Downtown Erie, is the central business, cultural and government center for the city of Erie, Pennsylvania. 
Erie’s Central Business District includes Gannon University, UPMC Hamot hospital, Erie Insurance, and city and county government offices, as well as other non-government related commercial retail and office development.  Nearly 20,000 people work in downtown Erie. As of 2000, 2,690 people lived downtown.

Location
Downtown Erie is a 70 block area. From the foot of State Street to 14th Street (North and South), and from Holland Street to Sassafras Street (East and West).

Transportation
Trolley- Downtown is served by the EMTA's Bay Liner trolley system, a free trolley service that travels from the foot of State Street to 14th Street. 
Taxi- The Erie Cab Co. runs seven days a week. Erie taxis are permitted to pick up passengers in response to a street hail.
Bus- The EMTA's buses runs seven days a week in the city.

Downtown Districts
Downtown Erie is divided into three different areas, Bayfront district, downtown center city and midtown.

Bayfront
Bayfront district is home to much of downtown’s employers.
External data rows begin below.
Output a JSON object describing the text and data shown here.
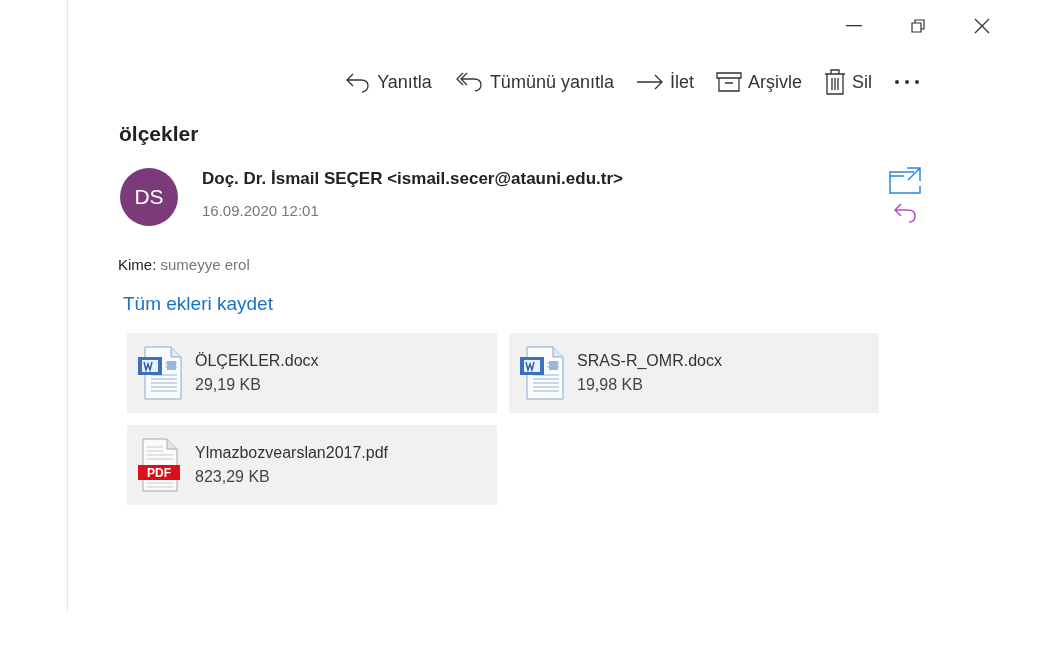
{
  "toolbar": [
    {
      "kind": "reply",
      "label": "Yanıtla"
    },
    {
      "kind": "reply-all",
      "label": "Tümünü yanıtla"
    },
    {
      "kind": "forward",
      "label": "İlet"
    },
    {
      "kind": "archive",
      "label": "Arşivle"
    },
    {
      "kind": "delete",
      "label": "Sil"
    },
    {
      "kind": "more"
    }
  ],
  "subject": "ölçekler",
  "sender": {
    "initials": "DS",
    "color": "#7b3a7a",
    "name": "Doç. Dr. İsmail SEÇER <ismail.secer@atauni.edu.tr>",
    "date": "16.09.2020 12:01"
  },
  "recipients": {
    "label": "Kime:",
    "value": "sumeyye erol"
  },
  "save_all": "Tüm ekleri kaydet",
  "attachments": [
    {
      "kind": "docx",
      "name": "ÖLÇEKLER.docx",
      "size": "29,19 KB"
    },
    {
      "kind": "docx",
      "name": "SRAS-R_OMR.docx",
      "size": "19,98 KB"
    },
    {
      "kind": "pdf",
      "name": "Ylmazbozvearslan2017.pdf",
      "size": "823,29 KB",
      "badge": "PDF"
    }
  ]
}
It is home to Gannon University, UPMC Hamot hospital, and Erie Insurance. The Bayfront district is also where the Bayfront Convention Center and Sheraton Hotel are located. The Blasco Library, Erie Maritime Museum, Erie Art Museum, restaurants, bars and marinas are all located in the Bayfront district.

Center City

Center City is where many of the Erie’s high rise buildings are located. The Renaissance Centre is Erie’s tallest building. Located in the center city are: The Boston Store, The Warner Theatre, Erie Insurance Arena, UPMC Park, Perry Square, restaurants, bars and night clubs as well as many retail shops. Center city is also home to 14 banks. Also located in the center city is Gannon University, as well St. Peter's Cathedral. The cathedral is the city's largest structure, standing 265 feet (81 m) tall.

Midtown
Midtown, located from 18th Street/Former Norfolk Southern tracks to 26th Street.

Downtown redevelopment 
The Erie Redevelopment Authority made a master plan to redevelop the entire downtown area. As of fall 2009 the first phase was nearly complete.  The first phase was the redevelopment of midtown. Other redevelopments of the downtown include: a $42 million renovation to the Erie Insurance Arena, streetscape improvements to 12th street, facade improvements to many downtown buildings, new building and retail development and new townhouses and residential condos along the bayfront bluffs.